В то же время широкомасштабное привлечение вооруженных сил к выполнению не свойственных им гуманитарных и иных невоенных функций может отрицательно сказаться на выполнении ими силовых задач, например на создании условий безопасности в конфликтной зоне. Еще более проблематично возможное нарушение основополагающих гуманитарных принципов (нейтралитета, беспристрастности, пропорционального и равноправного распределения помощи и т. д.) и излишней политизации гуманитарной деятельности за счет привлечения к ней военных формирований, как это произошло в ходе гуманитарных операций НАТО по решению проблемы косовских беженцев в Албании и Македонии. По мере того как ситуация в конфликтной зоне нормализуется, становится менее «чрезвычайной», сравнительные преимущества военных ресурсов, как правило, уменьшаются, а гражданских — растут.

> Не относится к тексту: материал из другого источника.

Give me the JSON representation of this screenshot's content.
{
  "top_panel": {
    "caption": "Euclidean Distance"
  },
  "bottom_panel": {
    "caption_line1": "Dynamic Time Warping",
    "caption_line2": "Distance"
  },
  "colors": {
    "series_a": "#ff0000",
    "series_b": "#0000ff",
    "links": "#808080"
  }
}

Все это позволяет нам сделать вывод о том, что участие вооруженных сил в выполнении задач невоенного типа может быть эффективным только тогда, когда оно продиктовано острой необходимостью — например, на начальном, чрезвычайном этапе гуманитарного кризиса или катастрофы или в отдельных областях, где военные обладают ярко выраженными сравнительными преимуществами — в основном, в области технической и транспортной поддержки.

В целом при всех различиях в национальных подходах к строительству военно-гражданских отношений в ходе многонациональных операций под эгидой Североатлантического альянса удалось сформировать, отработать и доктринально оформить более или менее цельную систему военно-гражданского взаимодействия в операциях невоенного типа. Хотя структуры военно-гражданского взаимодействия НАТО на местах — штабные и функциональные подразделения и прежде всего центры военно-гражданского сотрудничества — продолжают играть сугубо вспомогательную роль и испытывать недостаток подготовленного персонала, а их удельный вес и статус в рамках сил НАТО невысок, пока именно Североатлантический альянс располагает наиболее развитой моделью такого взаимодействия. [224]

Участие в операциях НАТО по поддержанию и установлению мира и оказанию гуманитарной помощи оказало большое влияние и на развитие или формирование специальных структур военно-гражданского взаимодействия в вооруженных сил ах как государств — членов НАТО (США, Великобритании, Франции, ФРГ и т. д.), так и ряда других стран.

Несмотря на то что модель военно-гражданского взаимодействия в операциях невоенного типа, разработанная в рамках НАТО, носит наиболее развитый характер и вобрала в себя опыт широкомасштабного вмешательства альянса в локально-региональных кризисах и конфликтах конца XX в. — начала XXI в., она вряд ли может претендовать на универсальность. Эта модель разработана в рамках военно-политического блока стран Запада, основана исключительно на западном, прежде всего американском, опыте, носит ярко выраженный военизированный характер ив конечном счете подчинена «более важным» целям и задачам сил НАТО в зоне конфликта — зачастую в ущерб интересам и возможностям гражданского сектора в операциях невоенного типа, не говоря уже о местном населении. Применение этой модели ограничено так называемым Евроатлантическим регионом и его периферией, объявленными НАТО зоной своей ответственности, и только теми кризисами и конфликтами, которые в силу тех или иных причин представляют повышенный политический интерес для ведущих стран Запада.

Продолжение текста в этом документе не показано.